Dimanche 12 mars, l’exposition « Carnets Kanak, Voyage en inventaire de Roger Boulay » a fermé ses portes au musée du Quai Branly- Jacques Chirac à Paris. C’est presque le travail de toute une vie pour l’ethnologue Roger Boulay et pour le président du musée Emmanuel Kasarhérou, lui-même kanak. Le premier est venu raconter cette incroyable mission scientifique qui l’a occupé depuis 1979, au micro de Thierry Lyonnet.
C’est une aventure en deux étapes ou plutôt deux grandes périodes de recherches, qui a commencé en 1979. Cette année-là, Roger Boulay est invité en Nouvelle-Calédonie pour rencontrer Jean-Marie Tjibaou, qui était une sorte de « grand animateur culturel », pour reprendre ses mots. Celui qui deviendra ensuite militant lui confie alors la mission de recenser les objets kanaks dispersés dans les musées du monde entier. Son souci était de savoir où était de savoir où se trouvaient ces collections, dans quel état elles étaient conservées et ce qui était dit du monde kanak dans leur présentation.
A l’époque, « l’état de la culture kanak est plus que préoccupant, puisqu’il y a quelques pièces qui sont montrées au musée de Nouméa mais il est pratiquement impossible de voir des objets ou de la sculpture traditionnelle dans les villages », présente l’ethnologue qui s’est d’abord intéressé à l’architecture des maisons kanaks.
S’il y avait si peu de traces de l’art et de la technique kanak, c’est parce ce peuple autochtone mélanésien a été enfermé dans des réserves depuis le milieu du XIXe siècle jusqu’à la fin de la deuxième guerre mondiale. « Ces pauvres gens étaient rassemblés de manière aléatoire et sans considération de l’endroit d’où ils venaient. Or, on sait que dans la culture ancienne kanak, l’endroit dont l’ancêtre primordial vient est extrêmement important. Conséquence, ils ont complétement perdu leurs repères territoriaux », relate le spécialiste du Pacifique. Etant enfermés, ils n’avaient plus accès aux forêts dans lesquels ils trouvaient le bois nécessaire à leur création. Ainsi, la transmission du métier de sculpteur s’est peu à peu éteinte. Là où les chants ont continué à se transmettre.
La mission était donc de taille pour Roger Boulay, qui devint alors collaborateur de l’Agence du développement de la culture kanak. « Le but, c’était de reconstruire une mémoire qui soit la plus complète possible de ce qui faisait cette culture matérielle », détaille-t-il. Plus de vingt ans de travail lui furent nécessaires pour faire une première liste des objets exposés en France et en Europe. Une recherche initiale qui se concrétisa par une première exposition à Nouméa en 1990, appelée « De jade et de nacre ».

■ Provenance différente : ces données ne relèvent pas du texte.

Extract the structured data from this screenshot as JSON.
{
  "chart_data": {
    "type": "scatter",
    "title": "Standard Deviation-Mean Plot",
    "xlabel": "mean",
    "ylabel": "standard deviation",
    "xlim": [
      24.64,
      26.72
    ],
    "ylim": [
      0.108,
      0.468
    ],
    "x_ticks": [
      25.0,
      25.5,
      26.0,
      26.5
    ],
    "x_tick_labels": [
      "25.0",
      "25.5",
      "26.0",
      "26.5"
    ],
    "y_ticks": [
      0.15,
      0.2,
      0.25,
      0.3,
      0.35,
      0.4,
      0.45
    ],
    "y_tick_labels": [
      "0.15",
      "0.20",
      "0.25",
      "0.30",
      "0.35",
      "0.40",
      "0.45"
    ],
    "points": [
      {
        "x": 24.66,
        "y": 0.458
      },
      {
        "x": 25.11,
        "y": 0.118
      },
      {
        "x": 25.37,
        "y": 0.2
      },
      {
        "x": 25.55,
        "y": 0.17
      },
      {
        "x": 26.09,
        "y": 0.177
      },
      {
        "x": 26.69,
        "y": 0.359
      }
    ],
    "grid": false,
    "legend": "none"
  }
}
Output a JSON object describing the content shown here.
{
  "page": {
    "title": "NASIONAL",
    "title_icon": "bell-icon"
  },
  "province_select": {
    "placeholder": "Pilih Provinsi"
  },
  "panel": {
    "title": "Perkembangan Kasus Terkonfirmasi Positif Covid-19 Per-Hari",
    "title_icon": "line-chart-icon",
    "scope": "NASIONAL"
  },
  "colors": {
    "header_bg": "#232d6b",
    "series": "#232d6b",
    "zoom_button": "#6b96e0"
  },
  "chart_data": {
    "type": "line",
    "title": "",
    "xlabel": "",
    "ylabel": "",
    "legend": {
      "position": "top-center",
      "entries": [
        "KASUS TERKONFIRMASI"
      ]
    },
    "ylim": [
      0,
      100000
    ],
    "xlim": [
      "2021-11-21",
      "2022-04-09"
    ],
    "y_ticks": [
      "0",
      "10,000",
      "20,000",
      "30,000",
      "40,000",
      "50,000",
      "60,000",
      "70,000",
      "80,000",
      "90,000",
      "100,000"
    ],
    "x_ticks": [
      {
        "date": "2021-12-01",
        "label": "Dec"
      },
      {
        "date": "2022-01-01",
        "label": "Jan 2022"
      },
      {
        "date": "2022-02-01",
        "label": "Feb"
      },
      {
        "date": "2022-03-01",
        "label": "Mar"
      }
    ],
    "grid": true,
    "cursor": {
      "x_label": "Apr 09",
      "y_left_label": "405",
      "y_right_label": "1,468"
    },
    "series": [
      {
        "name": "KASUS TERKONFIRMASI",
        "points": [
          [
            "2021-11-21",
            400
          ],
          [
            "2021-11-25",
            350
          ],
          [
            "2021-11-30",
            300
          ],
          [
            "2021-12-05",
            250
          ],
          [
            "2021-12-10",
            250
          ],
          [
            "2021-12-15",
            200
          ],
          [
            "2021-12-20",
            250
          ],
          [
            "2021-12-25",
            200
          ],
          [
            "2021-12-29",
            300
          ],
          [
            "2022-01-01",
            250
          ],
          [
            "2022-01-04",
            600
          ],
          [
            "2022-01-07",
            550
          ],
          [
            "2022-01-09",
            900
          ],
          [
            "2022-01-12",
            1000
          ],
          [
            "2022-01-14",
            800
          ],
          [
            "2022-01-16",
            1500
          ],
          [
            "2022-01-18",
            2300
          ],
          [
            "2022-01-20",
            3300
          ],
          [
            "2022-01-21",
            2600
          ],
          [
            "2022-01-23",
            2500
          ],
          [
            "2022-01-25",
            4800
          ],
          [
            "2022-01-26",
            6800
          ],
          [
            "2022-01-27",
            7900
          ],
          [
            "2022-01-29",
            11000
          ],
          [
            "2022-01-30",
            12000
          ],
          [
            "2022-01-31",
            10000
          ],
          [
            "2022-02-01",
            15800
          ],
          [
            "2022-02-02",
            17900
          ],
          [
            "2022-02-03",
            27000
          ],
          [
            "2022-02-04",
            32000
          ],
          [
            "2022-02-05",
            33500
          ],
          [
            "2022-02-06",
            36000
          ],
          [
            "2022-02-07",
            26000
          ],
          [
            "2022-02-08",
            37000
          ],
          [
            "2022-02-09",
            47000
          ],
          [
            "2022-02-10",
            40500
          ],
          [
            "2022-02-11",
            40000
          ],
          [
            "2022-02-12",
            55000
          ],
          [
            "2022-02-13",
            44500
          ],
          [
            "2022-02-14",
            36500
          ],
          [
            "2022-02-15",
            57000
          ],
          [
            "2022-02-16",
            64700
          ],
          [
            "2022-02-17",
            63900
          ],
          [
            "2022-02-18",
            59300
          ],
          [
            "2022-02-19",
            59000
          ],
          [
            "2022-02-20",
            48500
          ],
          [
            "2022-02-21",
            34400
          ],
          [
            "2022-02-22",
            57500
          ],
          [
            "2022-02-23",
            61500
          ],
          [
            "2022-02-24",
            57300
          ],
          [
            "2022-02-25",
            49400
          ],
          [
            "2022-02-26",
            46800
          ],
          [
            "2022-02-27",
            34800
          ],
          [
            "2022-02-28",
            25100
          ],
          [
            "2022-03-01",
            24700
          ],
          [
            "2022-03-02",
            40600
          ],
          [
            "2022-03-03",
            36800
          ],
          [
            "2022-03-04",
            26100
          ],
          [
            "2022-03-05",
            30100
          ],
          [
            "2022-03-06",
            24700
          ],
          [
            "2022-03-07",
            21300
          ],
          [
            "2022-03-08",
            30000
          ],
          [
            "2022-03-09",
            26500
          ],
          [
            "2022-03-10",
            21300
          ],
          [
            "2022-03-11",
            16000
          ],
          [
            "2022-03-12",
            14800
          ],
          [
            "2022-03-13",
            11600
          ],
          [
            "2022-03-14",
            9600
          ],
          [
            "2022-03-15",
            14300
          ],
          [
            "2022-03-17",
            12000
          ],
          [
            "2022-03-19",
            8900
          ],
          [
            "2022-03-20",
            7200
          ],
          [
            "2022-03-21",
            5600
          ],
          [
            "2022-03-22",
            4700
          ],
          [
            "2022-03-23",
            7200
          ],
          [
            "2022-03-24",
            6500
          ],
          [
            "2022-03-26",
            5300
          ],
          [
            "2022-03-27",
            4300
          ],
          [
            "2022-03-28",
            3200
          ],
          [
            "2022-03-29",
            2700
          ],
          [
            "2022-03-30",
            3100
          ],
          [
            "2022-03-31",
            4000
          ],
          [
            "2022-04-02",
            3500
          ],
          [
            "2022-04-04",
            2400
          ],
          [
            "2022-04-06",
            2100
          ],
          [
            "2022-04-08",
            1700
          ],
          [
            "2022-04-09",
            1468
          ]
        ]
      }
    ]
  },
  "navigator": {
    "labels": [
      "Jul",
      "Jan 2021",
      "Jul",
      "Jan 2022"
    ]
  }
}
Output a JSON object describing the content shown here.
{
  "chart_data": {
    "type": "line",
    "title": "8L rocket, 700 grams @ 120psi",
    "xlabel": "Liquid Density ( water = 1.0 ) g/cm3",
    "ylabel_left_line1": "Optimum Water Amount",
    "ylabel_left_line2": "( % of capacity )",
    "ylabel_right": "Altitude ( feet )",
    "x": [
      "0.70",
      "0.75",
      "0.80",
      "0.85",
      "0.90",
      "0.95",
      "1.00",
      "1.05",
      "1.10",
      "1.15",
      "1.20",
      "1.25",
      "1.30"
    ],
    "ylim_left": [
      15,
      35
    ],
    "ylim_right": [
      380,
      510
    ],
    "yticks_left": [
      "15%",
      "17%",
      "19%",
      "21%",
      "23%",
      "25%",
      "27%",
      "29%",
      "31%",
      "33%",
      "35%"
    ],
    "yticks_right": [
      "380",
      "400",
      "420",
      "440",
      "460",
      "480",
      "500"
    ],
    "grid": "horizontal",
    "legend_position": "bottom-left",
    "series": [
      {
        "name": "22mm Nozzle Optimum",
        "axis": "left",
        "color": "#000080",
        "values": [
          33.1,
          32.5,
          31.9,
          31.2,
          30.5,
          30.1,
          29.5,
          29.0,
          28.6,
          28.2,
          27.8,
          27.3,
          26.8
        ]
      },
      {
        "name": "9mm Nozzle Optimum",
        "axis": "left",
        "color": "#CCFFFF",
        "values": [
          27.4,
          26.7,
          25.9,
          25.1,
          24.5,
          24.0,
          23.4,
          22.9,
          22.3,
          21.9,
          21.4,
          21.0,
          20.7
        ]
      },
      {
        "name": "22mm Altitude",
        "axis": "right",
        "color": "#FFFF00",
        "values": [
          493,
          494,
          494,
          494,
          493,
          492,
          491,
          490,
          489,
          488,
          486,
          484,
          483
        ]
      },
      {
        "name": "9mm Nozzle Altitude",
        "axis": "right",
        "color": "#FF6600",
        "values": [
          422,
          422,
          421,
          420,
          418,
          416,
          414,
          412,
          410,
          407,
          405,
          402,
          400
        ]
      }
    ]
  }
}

En 2010, ce projet de recherche prit une nouvelle dimension quand le gouvernement de Nouvelle-Calédonie demande à Emmanuel Kasarhérou, alors chargé de mission de l’outre-mer au museé du quai Branly d’assurer la direction de l’opération IPKD, pour « Inventaire du patrimoine kanak dispersé », qui permettrait de terminer l’exhaustivité de l’inventaire déjà entrepris.

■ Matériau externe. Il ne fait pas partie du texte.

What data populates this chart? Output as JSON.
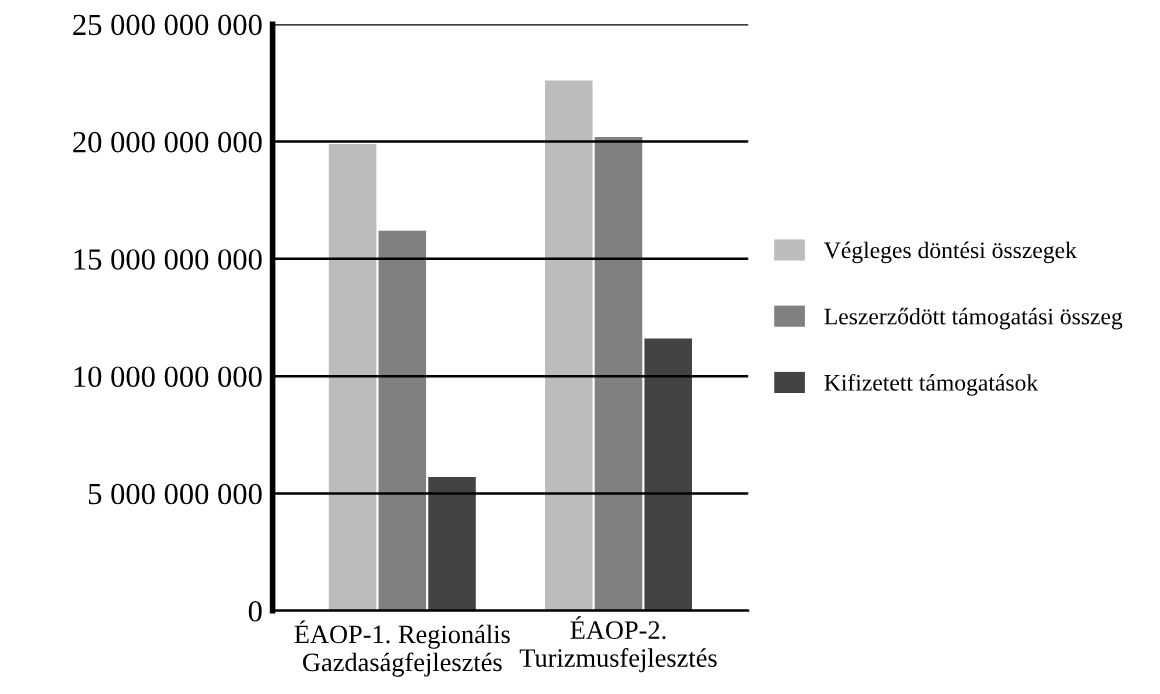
{
  "chart_data": {
    "type": "bar",
    "categories": [
      "ÉAOP-1. Regionális\nGazdaságfejlesztés",
      "ÉAOP-2.\nTurizmusfejlesztés"
    ],
    "series": [
      {
        "name": "Végleges döntési összegek",
        "color": "#bcbcbc",
        "values": [
          19900000000,
          22600000000
        ]
      },
      {
        "name": "Leszerződött támogatási összeg",
        "color": "#808080",
        "values": [
          16200000000,
          20200000000
        ]
      },
      {
        "name": "Kifizetett támogatások",
        "color": "#434343",
        "values": [
          5700000000,
          11600000000
        ]
      }
    ],
    "ylim": [
      0,
      25000000000
    ],
    "yticks": [
      {
        "value": 0,
        "label": "0"
      },
      {
        "value": 5000000000,
        "label": "5 000 000 000"
      },
      {
        "value": 10000000000,
        "label": "10 000 000 000"
      },
      {
        "value": 15000000000,
        "label": "15 000 000 000"
      },
      {
        "value": 20000000000,
        "label": "20 000 000 000"
      },
      {
        "value": 25000000000,
        "label": "25 000 000 000"
      }
    ],
    "grid": "y",
    "legend": "right"
  }
}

Avec un budget plus conséquent et une équipe de cinq personnes, Roger Boulay a pu mener à bien sa mission. 225 musées possédant des objets kanaks ont été recensés dans le monde, dont 157 en Europe. Près de 20000 objets kanaks sont passés entre les mains de l'équipe et plus de 6000 d’entre eux ont été retenus pour en faire des fiches pour chaque objet. C’est-à-dire plusieurs pages avec « des descriptions fines, complètes, accompagnées d’une trentaine de photos, de croquis et d’une biographie si on peut l’avoir concernant chaque objet », explique l’ethnologue. Ce sont ces croquis qui ont justement été exposés au musée du Quai Branly pendant plusieurs mois. Un livre éponyme à l'exposition les rassemble désormais.